Even the location of the episode mirrors this theme of transformation of identity, the shoreline being both a marine and intertidal zone dependent on what time of day one visits. Stephen ruminates on the persistence of reality despite not being seen (his eyes are closed) and extends this query back at himself, if he cannot see others can they still see him? “Proteus” engages the ideas of what is seen versus felt by characters. How our minds perceive ourselves versus how we are perceived by others. How he is perceived by others thematically reoccur throughout the novel. Is the sea-shore a marine environment or land? Depending on the tide’s stage at the time one visits; both.

Works Cited

Amos, Robert. (2016.) Dedalus on the Shore: from Ulysses by James Joyce. Special Collections and University Archives, Mearns-McPherson Library, University of Victoria. N7433.4 A46D43 2016.

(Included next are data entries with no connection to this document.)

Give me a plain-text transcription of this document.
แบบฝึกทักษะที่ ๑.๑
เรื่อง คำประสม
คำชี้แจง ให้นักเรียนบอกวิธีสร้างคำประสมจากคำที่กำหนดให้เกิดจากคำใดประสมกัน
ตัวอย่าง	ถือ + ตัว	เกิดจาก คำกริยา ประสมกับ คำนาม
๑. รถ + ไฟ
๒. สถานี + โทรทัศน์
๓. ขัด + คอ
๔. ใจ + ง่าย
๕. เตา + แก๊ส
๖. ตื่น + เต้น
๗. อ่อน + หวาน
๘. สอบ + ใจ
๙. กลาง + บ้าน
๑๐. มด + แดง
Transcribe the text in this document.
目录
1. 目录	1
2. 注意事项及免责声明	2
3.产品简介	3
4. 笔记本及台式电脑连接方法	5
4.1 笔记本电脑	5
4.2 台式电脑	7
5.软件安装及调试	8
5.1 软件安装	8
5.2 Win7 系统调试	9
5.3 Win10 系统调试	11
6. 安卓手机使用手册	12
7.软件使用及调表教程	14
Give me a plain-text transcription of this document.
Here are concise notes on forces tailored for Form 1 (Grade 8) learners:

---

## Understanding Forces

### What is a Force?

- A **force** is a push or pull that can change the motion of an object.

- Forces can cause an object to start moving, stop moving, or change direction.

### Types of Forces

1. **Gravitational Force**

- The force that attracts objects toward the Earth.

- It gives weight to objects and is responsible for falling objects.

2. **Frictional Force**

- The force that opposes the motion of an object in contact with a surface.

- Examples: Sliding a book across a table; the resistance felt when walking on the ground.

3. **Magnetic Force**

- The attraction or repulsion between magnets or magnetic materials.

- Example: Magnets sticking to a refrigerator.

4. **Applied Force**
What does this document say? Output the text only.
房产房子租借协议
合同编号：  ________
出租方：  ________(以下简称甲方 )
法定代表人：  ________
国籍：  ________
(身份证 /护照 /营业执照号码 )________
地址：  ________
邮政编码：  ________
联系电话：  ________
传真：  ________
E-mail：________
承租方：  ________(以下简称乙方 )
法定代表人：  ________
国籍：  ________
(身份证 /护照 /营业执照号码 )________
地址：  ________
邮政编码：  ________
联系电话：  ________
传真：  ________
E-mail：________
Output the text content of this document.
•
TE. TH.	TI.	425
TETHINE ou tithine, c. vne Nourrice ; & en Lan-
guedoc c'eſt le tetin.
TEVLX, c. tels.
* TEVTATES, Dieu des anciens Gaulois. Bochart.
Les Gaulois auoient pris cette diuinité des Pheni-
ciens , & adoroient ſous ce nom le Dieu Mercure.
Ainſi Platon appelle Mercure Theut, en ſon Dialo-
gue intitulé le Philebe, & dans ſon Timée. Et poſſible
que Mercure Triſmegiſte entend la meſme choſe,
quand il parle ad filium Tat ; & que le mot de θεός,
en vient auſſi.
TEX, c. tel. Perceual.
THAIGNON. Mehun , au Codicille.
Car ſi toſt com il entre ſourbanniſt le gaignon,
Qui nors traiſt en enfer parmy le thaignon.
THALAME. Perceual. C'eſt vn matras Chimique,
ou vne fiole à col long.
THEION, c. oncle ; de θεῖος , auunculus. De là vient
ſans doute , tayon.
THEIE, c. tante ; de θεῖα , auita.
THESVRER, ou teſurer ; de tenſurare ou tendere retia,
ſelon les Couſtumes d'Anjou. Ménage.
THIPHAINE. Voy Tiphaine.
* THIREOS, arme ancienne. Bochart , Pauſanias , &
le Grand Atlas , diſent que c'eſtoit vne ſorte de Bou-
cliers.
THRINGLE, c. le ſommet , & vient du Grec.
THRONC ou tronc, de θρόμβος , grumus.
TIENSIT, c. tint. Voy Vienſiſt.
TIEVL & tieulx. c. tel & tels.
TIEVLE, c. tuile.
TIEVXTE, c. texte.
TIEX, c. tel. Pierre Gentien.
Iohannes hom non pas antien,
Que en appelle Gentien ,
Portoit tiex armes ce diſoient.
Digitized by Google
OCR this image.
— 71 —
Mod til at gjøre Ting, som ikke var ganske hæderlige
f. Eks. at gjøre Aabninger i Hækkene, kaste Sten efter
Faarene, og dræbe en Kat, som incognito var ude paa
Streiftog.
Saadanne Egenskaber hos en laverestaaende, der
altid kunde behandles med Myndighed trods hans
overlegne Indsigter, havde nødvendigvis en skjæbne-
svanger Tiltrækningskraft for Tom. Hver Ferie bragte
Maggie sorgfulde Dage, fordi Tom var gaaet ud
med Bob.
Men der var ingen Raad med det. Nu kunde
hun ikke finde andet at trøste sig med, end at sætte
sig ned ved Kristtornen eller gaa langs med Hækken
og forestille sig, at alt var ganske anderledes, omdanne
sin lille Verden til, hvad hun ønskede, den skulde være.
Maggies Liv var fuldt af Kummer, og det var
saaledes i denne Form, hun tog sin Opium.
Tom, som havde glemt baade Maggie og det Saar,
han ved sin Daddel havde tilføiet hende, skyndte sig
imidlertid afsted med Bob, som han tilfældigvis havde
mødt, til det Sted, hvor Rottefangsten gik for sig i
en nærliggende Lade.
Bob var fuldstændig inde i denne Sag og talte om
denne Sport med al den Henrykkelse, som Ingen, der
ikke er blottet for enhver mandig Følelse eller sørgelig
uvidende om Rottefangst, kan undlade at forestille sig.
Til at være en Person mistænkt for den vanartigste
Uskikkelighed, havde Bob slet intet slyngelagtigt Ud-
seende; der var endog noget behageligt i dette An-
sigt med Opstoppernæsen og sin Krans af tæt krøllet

FitzPatrick, Rose. "Functions of code-switching in James Joyce’s Ulysses: A case study of “Proteus”." PDF. (2018). Retrieved 3 Nov. 2022.

Hogan, Patrick Colm. Ulysses and the Poetics of Cognition. Routledge, 2014. Retrieved 3 Nov. 2022. https://doi.org/10.4324/9780203762165.

Livorni, Ernesto. “‘Ineluctable Modality of the Visible’: Diaphane in the ‘Proteus’ Episode.” James Joyce Quarterly, vol. 36, no. 2, 1999, pp. 127–69. JSTOR, http://www.jstor.org/stable/25473997. Accessed 3 Nov. 2022.

McArthur, Murray. “‘Signs on a White Field’: Semiotics and Forgery in the ‘Proteus’ Chapter of Ulysses.” ELH, vol. 53, no. 3, 1986, pp. 633–52. JSTOR, https://doi.org/10.2307/2873043. Accessed 3 Nov. 2022.

Ross, Stephen. (2022). Engl 392 Lecture. Ulysses. University of Victoria, Fall Term.